Patrol Squadron 40 (VP-40), the Fighting Marlins, completed the final transition on 14 May, the service announced on 28 May. The squadron started the transition in November 2019.
The squadron, based at NAS Whidbey Island in Washington state, first began P-3C operations in 1968.
The first P-8A was delivered to the USN in 2012. The aircraft, which is based on the commercial 737-800 airframe with -900 wings, is much larger and quieter than the four-engined P-3C. That aircraft was developed from the 1950s-era Lockheed L-188 Electra commercial airliner.

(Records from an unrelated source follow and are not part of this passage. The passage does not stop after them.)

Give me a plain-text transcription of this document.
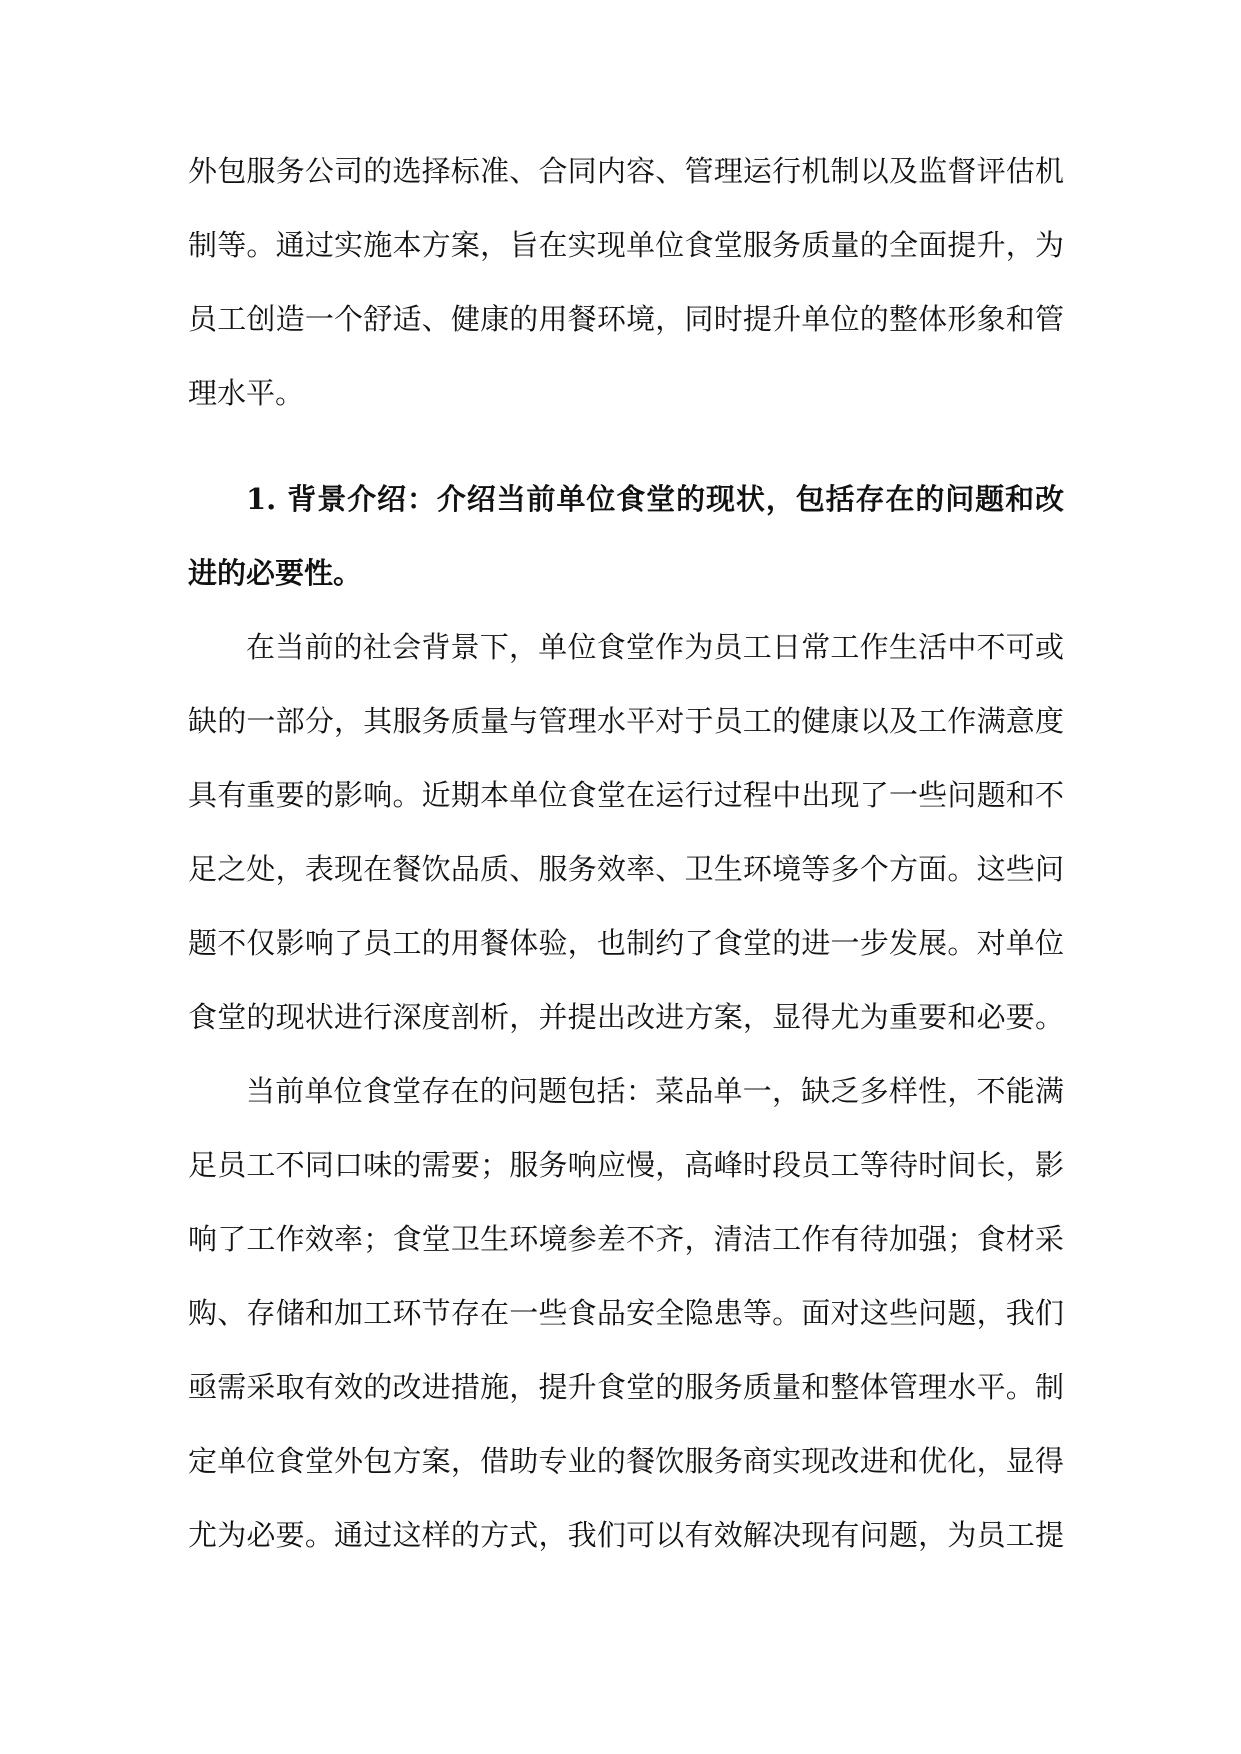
外包服务公司的选择标准、合同内容、管理运行机制以及监督评估机
制等。通过实施本方案，旨在实现单位食堂服务质量的全面提升，为
员工创造一个舒适、健康的用餐环境，同时提升单位的整体形象和管
理水平。
1. 背景介绍：介绍当前单位食堂的现状，包括存在的问题和改
进的必要性。
在当前的社会背景下，单位食堂作为员工日常工作生活中不可或
缺的一部分，其服务质量与管理水平对于员工的健康以及工作满意度
具有重要的影响。近期本单位食堂在运行过程中出现了一些问题和不
足之处，表现在餐饮品质、服务效率、卫生环境等多个方面。这些问
题不仅影响了员工的用餐体验，也制约了食堂的进一步发展。对单位
食堂的现状进行深度剖析，并提出改进方案，显得尤为重要和必要。
当前单位食堂存在的问题包括：菜品单一，缺乏多样性，不能满
足员工不同口味的需要；服务响应慢，高峰时段员工等待时间长，影
响了工作效率；食堂卫生环境参差不齐，清洁工作有待加强；食材采
购、存储和加工环节存在一些食品安全隐患等。面对这些问题，我们
亟需采取有效的改进措施，提升食堂的服务质量和整体管理水平。制
定单位食堂外包方案，借助专业的餐饮服务商实现改进和优化，显得
尤为必要。通过这样的方式，我们可以有效解决现有问题，为员工提
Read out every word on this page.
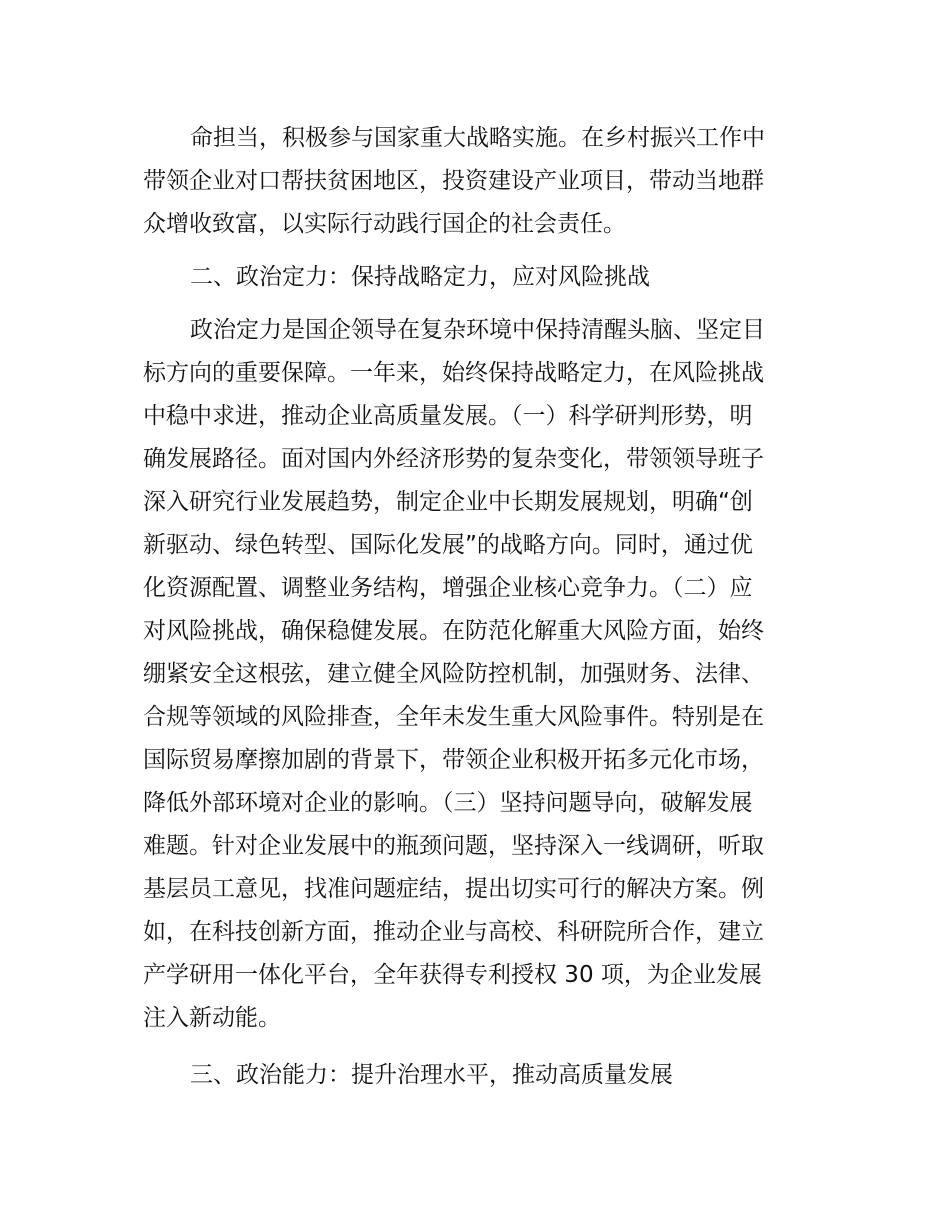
命担当，积极参与国家重大战略实施。在乡村振兴工作中
带领企业对口帮扶贫困地区，投资建设产业项目，带动当地群
众增收致富，以实际行动践行国企的社会责任。
二、政治定力：保持战略定力，应对风险挑战
政治定力是国企领导在复杂环境中保持清醒头脑、坚定目
标方向的重要保障。一年来，始终保持战略定力，在风险挑战
中稳中求进，推动企业高质量发展。（一）科学研判形势，明
确发展路径。面对国内外经济形势的复杂变化，带领领导班子
深入研究行业发展趋势，制定企业中长期发展规划，明确“创
新驱动、绿色转型、国际化发展”的战略方向。同时，通过优
化资源配置、调整业务结构，增强企业核心竞争力。（二）应
对风险挑战，确保稳健发展。在防范化解重大风险方面，始终
绷紧安全这根弦，建立健全风险防控机制，加强财务、法律、
合规等领域的风险排查，全年未发生重大风险事件。特别是在
国际贸易摩擦加剧的背景下，带领企业积极开拓多元化市场，
降低外部环境对企业的影响。（三）坚持问题导向，破解发展
难题。针对企业发展中的瓶颈问题，坚持深入一线调研，听取
基层员工意见，找准问题症结，提出切实可行的解决方案。例
如，在科技创新方面，推动企业与高校、科研院所合作，建立
产学研用一体化平台，全年获得专利授权 30 项，为企业发展
注入新动能。
三、政治能力：提升治理水平，推动高质量发展
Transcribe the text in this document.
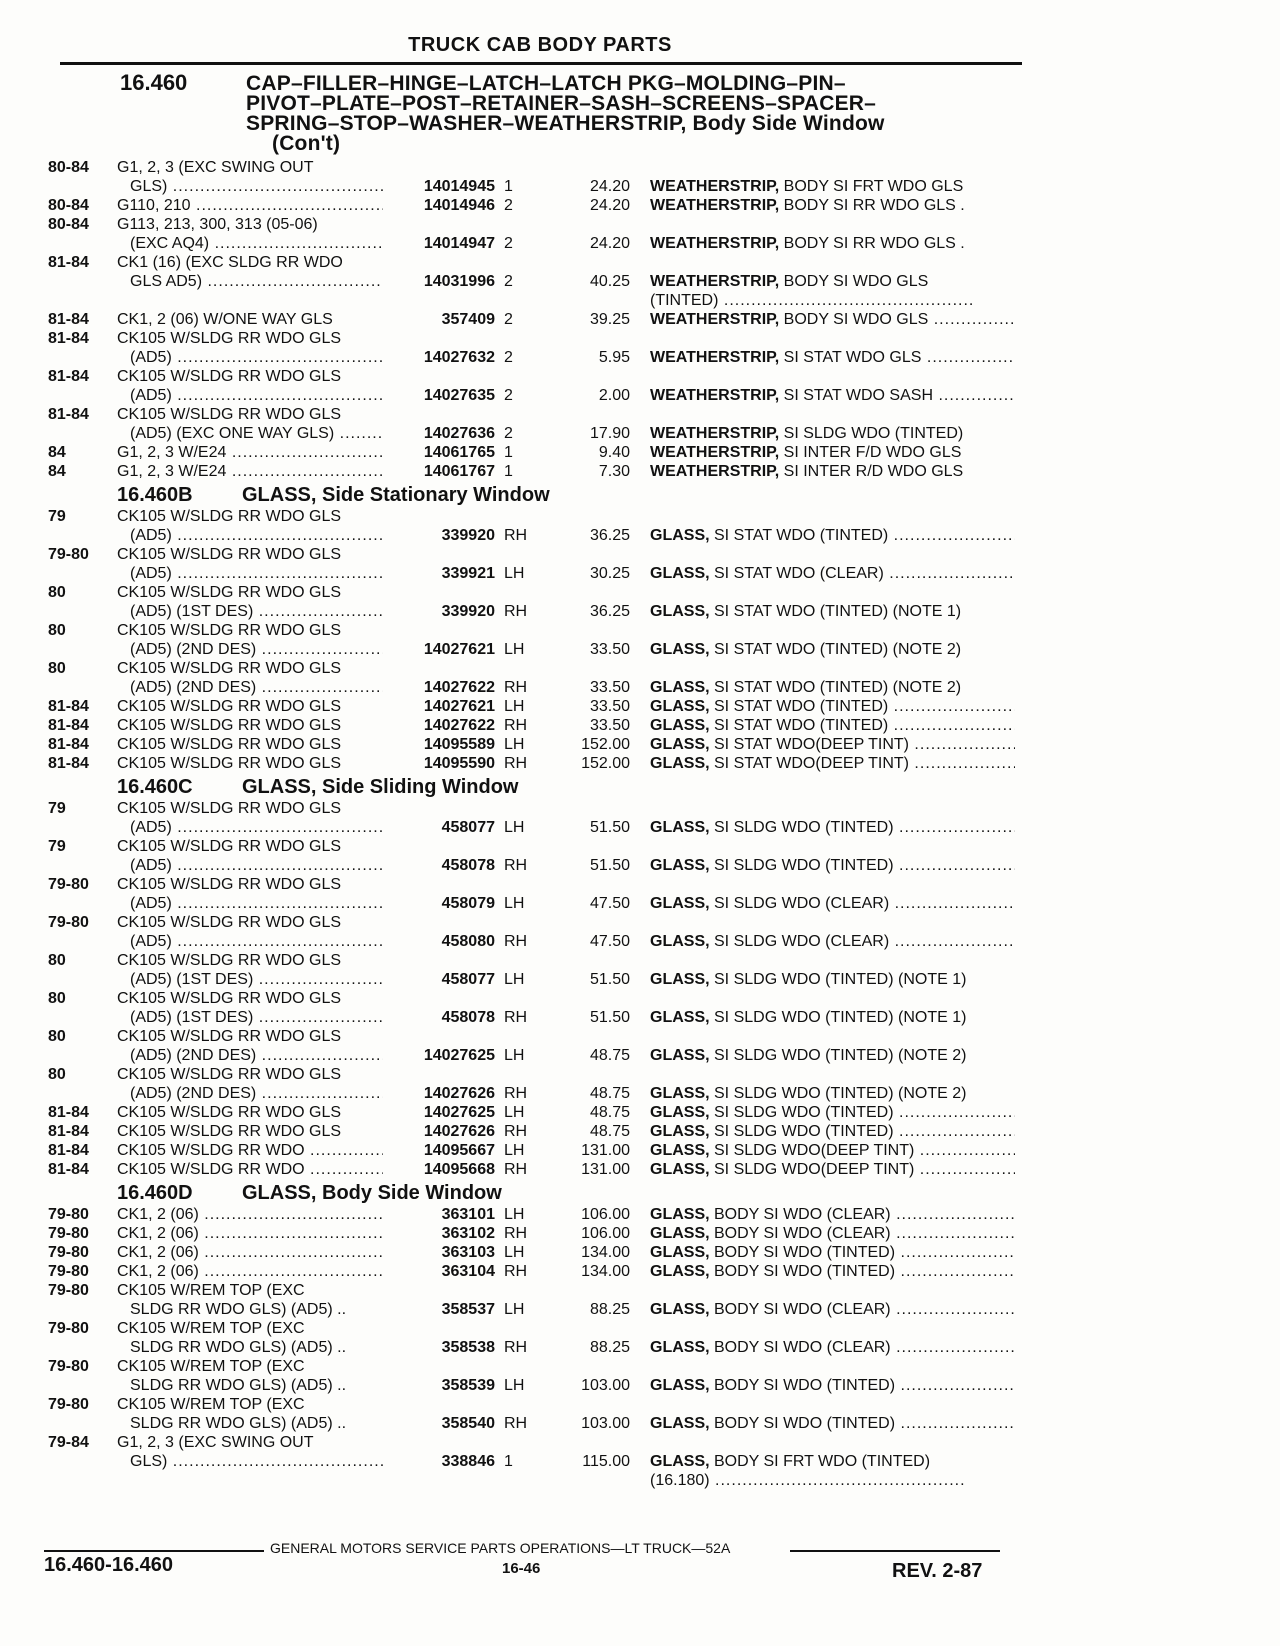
TRUCK CAB BODY PARTS
16.460	CAP–FILLER–HINGE–LATCH–LATCH PKG–MOLDING–PIN–
PIVOT–PLATE–POST–RETAINER–SASH–SCREENS–SPACER–
SPRING–STOP–WASHER–WEATHERSTRIP, Body Side Window
(Con't)
80-84	G1, 2, 3 (EXC SWING OUT
GLS) .....	14014945 1	24.20 WEATHERSTRIP, BODY SI FRT WDO GLS
80-84	G110, 210 .....	14014946 2	24.20 WEATHERSTRIP, BODY SI RR WDO GLS .
80-84	G113, 213, 300, 313 (05-06)
(EXC AQ4) .....	14014947 2	24.20 WEATHERSTRIP, BODY SI RR WDO GLS .
81-84	CK1 (16) (EXC SLDG RR WDO
GLS AD5) .....	14031996 2	40.25 WEATHERSTRIP, BODY SI WDO GLS
(TINTED) .....
81-84	CK1, 2 (06) W/ONE WAY GLS	357409 2	39.25 WEATHERSTRIP, BODY SI WDO GLS .....
81-84	CK105 W/SLDG RR WDO GLS
(AD5) .....	14027632 2	5.95 WEATHERSTRIP, SI STAT WDO GLS .....
81-84	CK105 W/SLDG RR WDO GLS
(AD5) .....	14027635 2	2.00 WEATHERSTRIP, SI STAT WDO SASH .....
81-84	CK105 W/SLDG RR WDO GLS
(AD5) (EXC ONE WAY GLS) .....	14027636 2	17.90 WEATHERSTRIP, SI SLDG WDO (TINTED)
84	G1, 2, 3 W/E24 .....	14061765 1	9.40 WEATHERSTRIP, SI INTER F/D WDO GLS
84	G1, 2, 3 W/E24 .....	14061767 1	7.30 WEATHERSTRIP, SI INTER R/D WDO GLS
16.460B GLASS, Side Stationary Window
79	CK105 W/SLDG RR WDO GLS
(AD5) .....	339920 RH	36.25 GLASS, SI STAT WDO (TINTED) .....
79-80	CK105 W/SLDG RR WDO GLS
(AD5) .....	339921 LH	30.25 GLASS, SI STAT WDO (CLEAR) .....
80	CK105 W/SLDG RR WDO GLS
(AD5) (1ST DES) .....	339920 RH	36.25 GLASS, SI STAT WDO (TINTED) (NOTE 1)
80	CK105 W/SLDG RR WDO GLS
(AD5) (2ND DES) .....	14027621 LH	33.50 GLASS, SI STAT WDO (TINTED) (NOTE 2)
80	CK105 W/SLDG RR WDO GLS
(AD5) (2ND DES) .....	14027622 RH	33.50 GLASS, SI STAT WDO (TINTED) (NOTE 2)
81-84	CK105 W/SLDG RR WDO GLS	14027621 LH	33.50 GLASS, SI STAT WDO (TINTED) .....
81-84	CK105 W/SLDG RR WDO GLS	14027622 RH	33.50 GLASS, SI STAT WDO (TINTED) .....
81-84	CK105 W/SLDG RR WDO GLS	14095589 LH	152.00 GLASS, SI STAT WDO(DEEP TINT) .....
81-84	CK105 W/SLDG RR WDO GLS	14095590 RH	152.00 GLASS, SI STAT WDO(DEEP TINT) .....
16.460C GLASS, Side Sliding Window
79	CK105 W/SLDG RR WDO GLS
(AD5) .....	458077 LH	51.50 GLASS, SI SLDG WDO (TINTED) .....
79	CK105 W/SLDG RR WDO GLS
(AD5) .....	458078 RH	51.50 GLASS, SI SLDG WDO (TINTED) .....
79-80	CK105 W/SLDG RR WDO GLS
(AD5) .....	458079 LH	47.50 GLASS, SI SLDG WDO (CLEAR) .....
79-80	CK105 W/SLDG RR WDO GLS
(AD5) .....	458080 RH	47.50 GLASS, SI SLDG WDO (CLEAR) .....
80	CK105 W/SLDG RR WDO GLS
(AD5) (1ST DES) .....	458077 LH	51.50 GLASS, SI SLDG WDO (TINTED) (NOTE 1)
80	CK105 W/SLDG RR WDO GLS
(AD5) (1ST DES) .....	458078 RH	51.50 GLASS, SI SLDG WDO (TINTED) (NOTE 1)
80	CK105 W/SLDG RR WDO GLS
(AD5) (2ND DES) .....	14027625 LH	48.75 GLASS, SI SLDG WDO (TINTED) (NOTE 2)
80	CK105 W/SLDG RR WDO GLS
(AD5) (2ND DES) .....	14027626 RH	48.75 GLASS, SI SLDG WDO (TINTED) (NOTE 2)
81-84	CK105 W/SLDG RR WDO GLS	14027625 LH	48.75 GLASS, SI SLDG WDO (TINTED) .....
81-84	CK105 W/SLDG RR WDO GLS	14027626 RH	48.75 GLASS, SI SLDG WDO (TINTED) .....
81-84	CK105 W/SLDG RR WDO .....	14095667 LH	131.00 GLASS, SI SLDG WDO(DEEP TINT) .....
81-84	CK105 W/SLDG RR WDO .....	14095668 RH	131.00 GLASS, SI SLDG WDO(DEEP TINT) .....
16.460D GLASS, Body Side Window
79-80	CK1, 2 (06) .....	363101 LH	106.00 GLASS, BODY SI WDO (CLEAR) .....
79-80	CK1, 2 (06) .....	363102 RH	106.00 GLASS, BODY SI WDO (CLEAR) .....
79-80	CK1, 2 (06) .....	363103 LH	134.00 GLASS, BODY SI WDO (TINTED) .....
79-80	CK1, 2 (06) .....	363104 RH	134.00 GLASS, BODY SI WDO (TINTED) .....
79-80	CK105 W/REM TOP (EXC
SLDG RR WDO GLS) (AD5) ..	358537 LH	88.25 GLASS, BODY SI WDO (CLEAR) .....
79-80	CK105 W/REM TOP (EXC
SLDG RR WDO GLS) (AD5) ..	358538 RH	88.25 GLASS, BODY SI WDO (CLEAR) .....
79-80	CK105 W/REM TOP (EXC
SLDG RR WDO GLS) (AD5) ..	358539 LH	103.00 GLASS, BODY SI WDO (TINTED) .....
79-80	CK105 W/REM TOP (EXC
SLDG RR WDO GLS) (AD5) ..	358540 RH	103.00 GLASS, BODY SI WDO (TINTED) .....
79-84	G1, 2, 3 (EXC SWING OUT
GLS) .....	338846 1	115.00 GLASS, BODY SI FRT WDO (TINTED)
(16.180) .....
16.460-16.460
GENERAL MOTORS SERVICE PARTS OPERATIONS—LT TRUCK—52A
16-46	REV. 2-87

The P-8A can carry 126 sonobuoys internally and four Boeing AGM-84 Harpoon anti-ship missiles on hardpoints beneath its wings, as well as Mk 54 lightweight hybrid torpedoes and survival kits within an internal bomb bay. It can also fly higher and faster than its turboprop predecessor: up to 41,000ft and with a maximum speed of 490kt (908km/h).
The aircraft is mostly used for maritime patrol and reconnaissance missions, such as anti-submarine and anti-surface warfare, as well as intelligence, surveillance and reconnaissance, and search and rescue roles.
The P-8A is also operated by the Royal Australian Air Force and Indian navy, and is in the process of being introduced to service by the UK Royal Air Force. Aircraft are also on order for the Royal New Zealand Air Force, Royal Norwegian Air Force and South Korea’s navy.
Correction: The P-8A was first delivered to the US Navy in 2012, not in 2011 as previously written.